127. Overcoming the Fear of Failure with Sports Medicine Physician Veronica Jow

127. Overcoming the Fear of Failure with Sports Medicine Physician Veronica Jow

Introducing Veronica Jow

Today I’m talking to sports medicine physician Dr. Veronica Jow about overcoming the fear of failure.

Her Career Journey

Veronica studied biological anthropology at Harvard and earned her MD at Case Western Reserve University. She completed her residency in internal medicine at New York Presbyterian-Cornell and her fellowship in sports medicine at UConn. She worked as a sports medicine physician within large healthcare systems including time as a team physician at UC Berkeley before venturing into private practice. She is the founder of and a physician with Avid Sports Medicine, a multi-disciplinary practice that helps patients live healthier active lives.
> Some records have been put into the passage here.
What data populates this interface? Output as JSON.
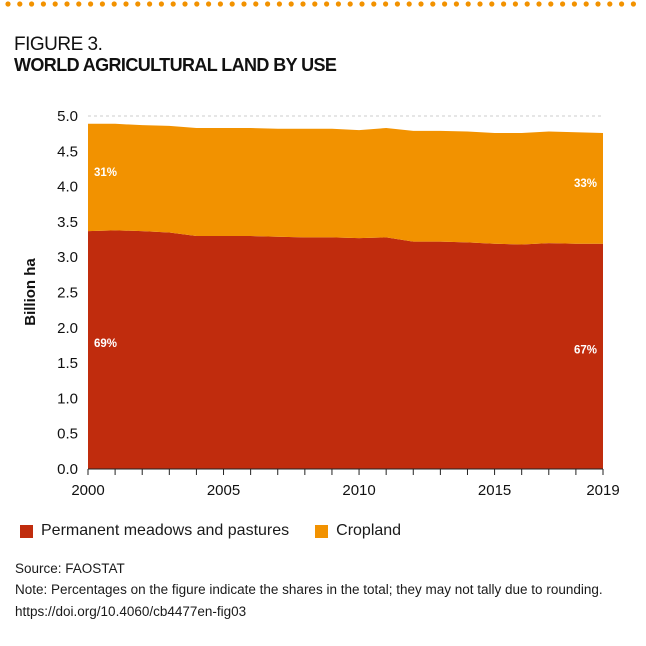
{
  "figure_label": "FIGURE 3.",
  "figure_title": "WORLD AGRICULTURAL LAND BY USE",
  "colors": {
    "pastures": "#c02c0d",
    "cropland": "#f29200",
    "dots": "#f29200",
    "gridline": "#cccccc"
  },
  "chart_data": {
    "type": "area",
    "stacked": true,
    "title": "WORLD AGRICULTURAL LAND BY USE",
    "xlabel": "",
    "ylabel": "Billion ha",
    "x": [
      2000,
      2001,
      2002,
      2003,
      2004,
      2005,
      2006,
      2007,
      2008,
      2009,
      2010,
      2011,
      2012,
      2013,
      2014,
      2015,
      2016,
      2017,
      2018,
      2019
    ],
    "x_ticks": [
      2000,
      2005,
      2010,
      2015,
      2019
    ],
    "x_tick_labels": [
      "2000",
      "2005",
      "2010",
      "2015",
      "2019"
    ],
    "xlim": [
      2000,
      2019
    ],
    "ylim": [
      0,
      5.0
    ],
    "y_ticks": [
      0.0,
      0.5,
      1.0,
      1.5,
      2.0,
      2.5,
      3.0,
      3.5,
      4.0,
      4.5,
      5.0
    ],
    "y_tick_labels": [
      "0.0",
      "0.5",
      "1.0",
      "1.5",
      "2.0",
      "2.5",
      "3.0",
      "3.5",
      "4.0",
      "4.5",
      "5.0"
    ],
    "grid": "dashed line at top (5.0) only",
    "series": [
      {
        "name": "Permanent meadows and pastures",
        "color": "#c02c0d",
        "values": [
          3.37,
          3.38,
          3.37,
          3.35,
          3.3,
          3.3,
          3.3,
          3.29,
          3.28,
          3.28,
          3.27,
          3.28,
          3.22,
          3.22,
          3.21,
          3.19,
          3.18,
          3.2,
          3.19,
          3.19
        ]
      },
      {
        "name": "Cropland",
        "color": "#f29200",
        "values": [
          1.52,
          1.51,
          1.5,
          1.51,
          1.53,
          1.53,
          1.53,
          1.53,
          1.54,
          1.54,
          1.53,
          1.55,
          1.57,
          1.57,
          1.57,
          1.57,
          1.58,
          1.58,
          1.58,
          1.57
        ]
      }
    ],
    "annotations": [
      {
        "text": "31%",
        "series": "Cropland",
        "position": "start"
      },
      {
        "text": "33%",
        "series": "Cropland",
        "position": "end"
      },
      {
        "text": "69%",
        "series": "Permanent meadows and pastures",
        "position": "start"
      },
      {
        "text": "67%",
        "series": "Permanent meadows and pastures",
        "position": "end"
      }
    ],
    "legend": {
      "placement": "bottom-left",
      "entries": [
        "Permanent meadows and pastures",
        "Cropland"
      ]
    }
  },
  "footer": {
    "source": "Source: FAOSTAT",
    "note": "Note: Percentages on the figure indicate the shares in the total; they may not tally due to rounding.",
    "doi": "https://doi.org/10.4060/cb4477en-fig03"
  }
}
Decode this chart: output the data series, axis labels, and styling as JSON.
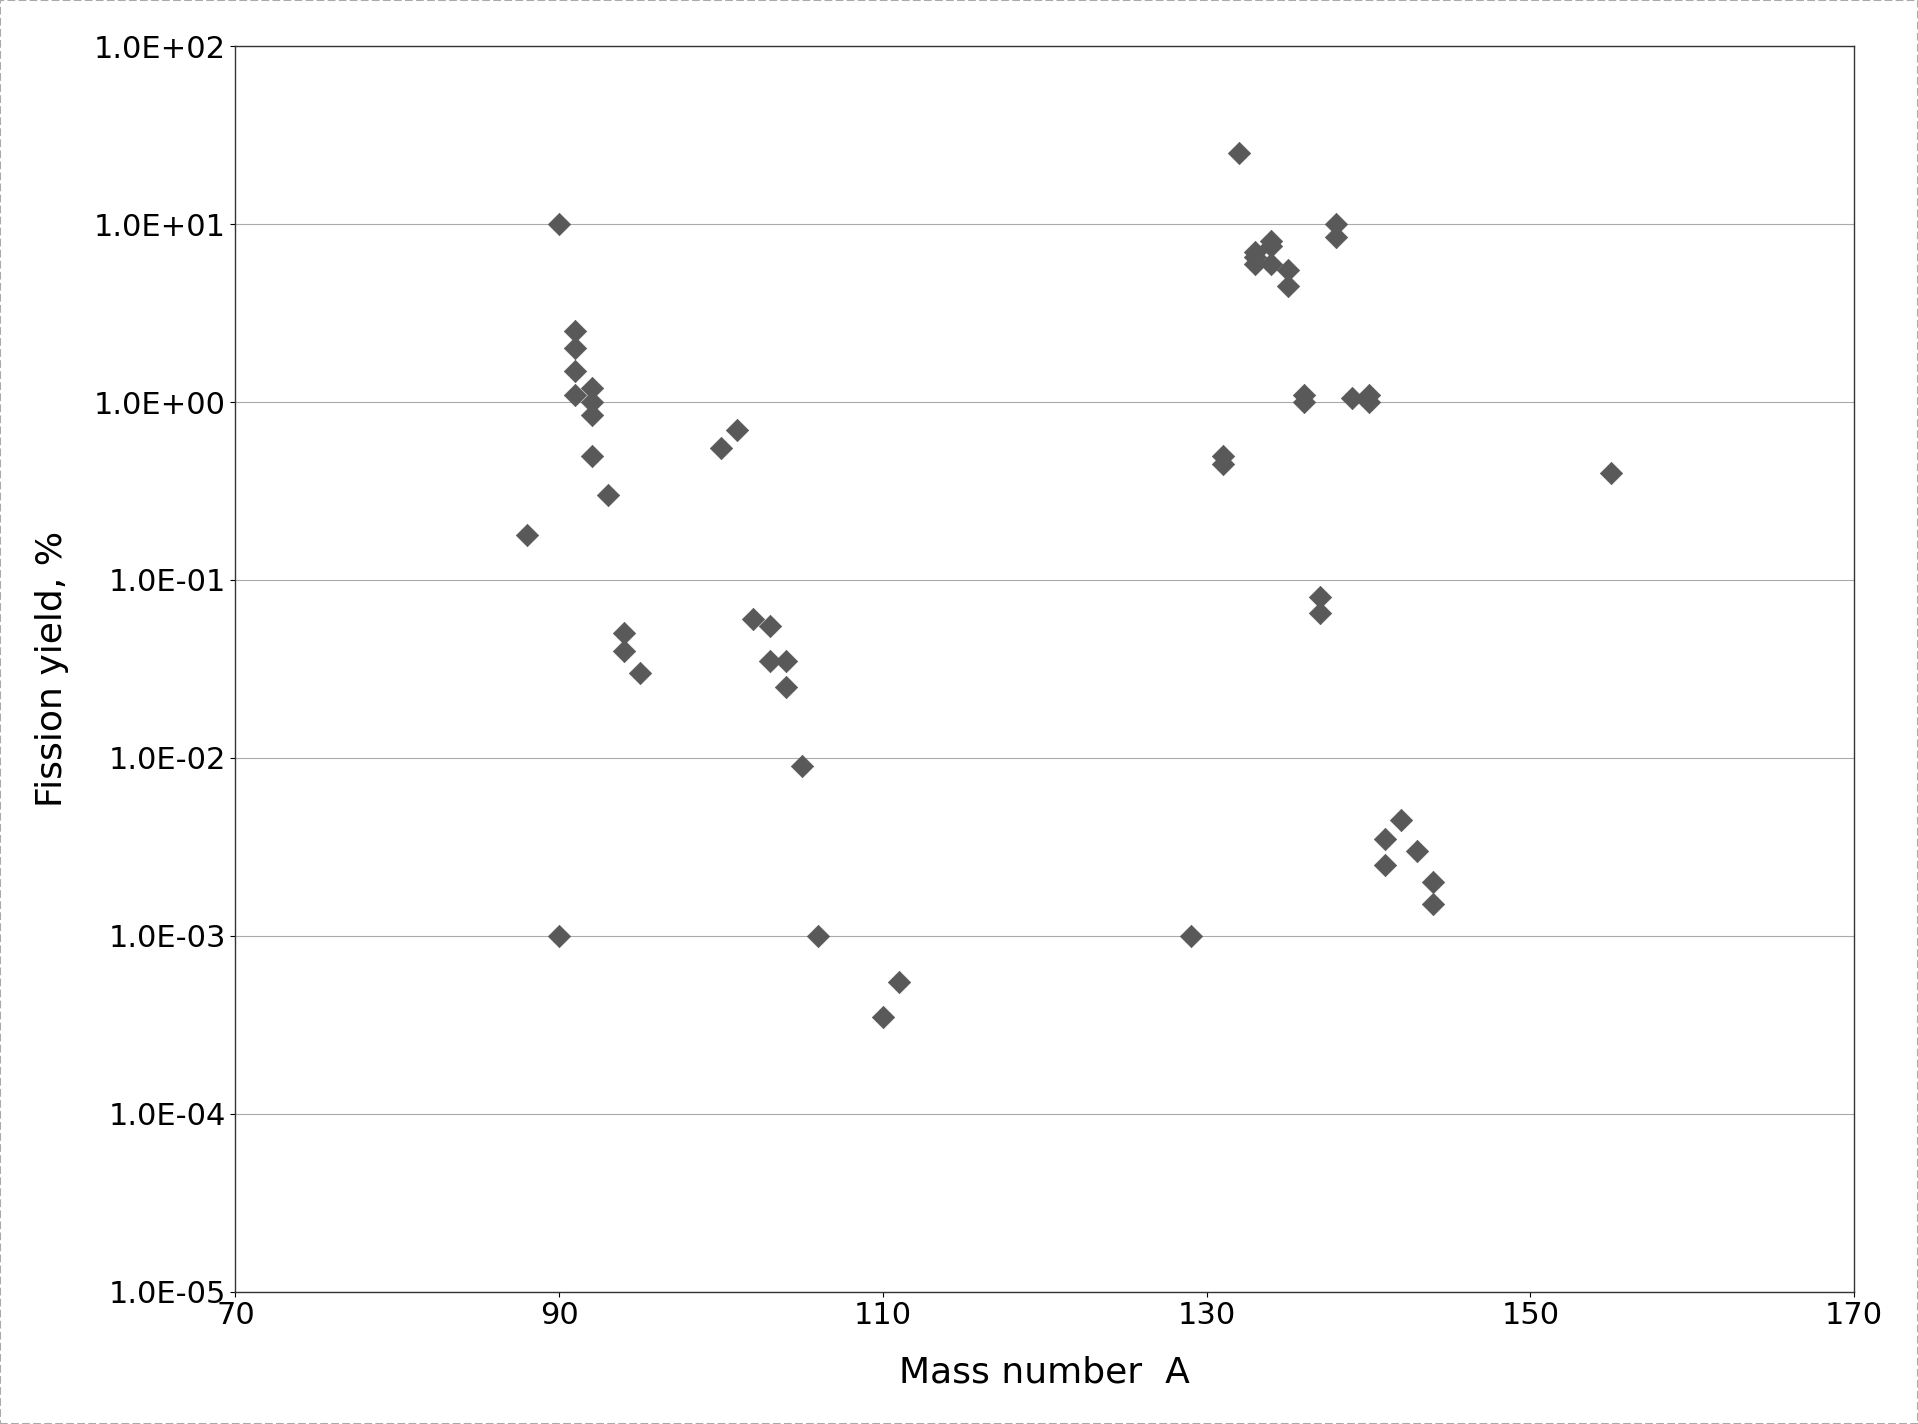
{
  "x_data": [
    88,
    90,
    90,
    91,
    91,
    91,
    91,
    92,
    92,
    92,
    92,
    93,
    94,
    94,
    95,
    100,
    101,
    102,
    103,
    103,
    104,
    104,
    105,
    106,
    110,
    111,
    129,
    131,
    131,
    132,
    133,
    133,
    133,
    134,
    134,
    134,
    135,
    135,
    136,
    136,
    137,
    137,
    138,
    138,
    139,
    140,
    140,
    141,
    141,
    142,
    143,
    144,
    144,
    155
  ],
  "y_data": [
    0.18,
    10.0,
    0.001,
    2.5,
    2.0,
    1.5,
    1.1,
    1.2,
    1.0,
    0.85,
    0.5,
    0.3,
    0.05,
    0.04,
    0.03,
    0.55,
    0.7,
    0.06,
    0.055,
    0.035,
    0.035,
    0.025,
    0.009,
    0.001,
    0.00035,
    0.00055,
    0.001,
    0.45,
    0.5,
    25.0,
    6.0,
    7.0,
    6.5,
    8.0,
    7.5,
    6.0,
    5.5,
    4.5,
    1.1,
    1.0,
    0.08,
    0.065,
    10.0,
    8.5,
    1.05,
    1.1,
    1.0,
    0.0035,
    0.0025,
    0.0045,
    0.003,
    0.0015,
    0.002,
    0.4
  ],
  "marker": "D",
  "marker_size": 130,
  "marker_color": "#595959",
  "xlabel": "Mass number  A",
  "ylabel": "Fission yield, %",
  "xlim": [
    70,
    170
  ],
  "ylim": [
    1e-05,
    100.0
  ],
  "xticks": [
    70,
    90,
    110,
    130,
    150,
    170
  ],
  "ytick_labels": [
    "1.0E-05",
    "1.0E-04",
    "1.0E-03",
    "1.0E-02",
    "1.0E-01",
    "1.0E+00",
    "1.0E+01",
    "1.0E+02"
  ],
  "ytick_values": [
    1e-05,
    0.0001,
    0.001,
    0.01,
    0.1,
    1.0,
    10.0,
    100.0
  ],
  "grid_color": "#aaaaaa",
  "background_color": "#ffffff",
  "xlabel_fontsize": 26,
  "ylabel_fontsize": 26,
  "tick_fontsize": 22,
  "outer_border_color": "#cccccc"
}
Overcoming the Fear of Failure

Through her current venture, Avid Sports Medicine, Veronica is following her vision for how sports medicine-driven health care could function and who should get to benefit from it. She’s built up a successful practice in the Bay Area but wants more people to be able to access the multi-disciplinary model of care that she has seen successfully used for college athletes. Veronica is practicing overcoming the fear of failure, an accepted, common part of the business world that’s still taboo in medicine, to build a platform that connects patients to information on both the how and why of living healthier lives.

Inside this episode:

  • Through early mentorship and her anthropology coursework, Veronica was able to see a different way of being a doctor and carries this spirit into her practice now.
  • After college, she decided to briefly step off the runaway train that is becoming a doctor to evaluate if this is really what she wanted. After a year of living a normal, adult life, she felt confident in her decision to go to med school. 
  • By looking at careers outside of medicine, Veronica appreciates how common it is for people to switch directions or jobs in other professions. Quitting quickly when something isn’t working is viewed as a desirable skill in business and tech because it allows you to get to something that could work.
  • During residency, Veronica was drawn to sports medicine as a field that could help patients before they got to the ICU. This attitude shows up in the philosophy of her current practice.
  • She talks about the microaggressions women face in sports medicine, from covering games while wearing men’s clothing that doesn’t fit right to finding any spare moment to pump breast milk while nursing. 
  • Veronica looked at the time she spent as medical director for a sports med start-up as a “residency for business,” which allowed her to accept the failure of this company with grace and gave her the confidence to start her own sports med clinic. 
  • As she begins to expand the model of her practice, Veronica is at peace with the idea that she might fail but won’t let the fear of failure hold her back.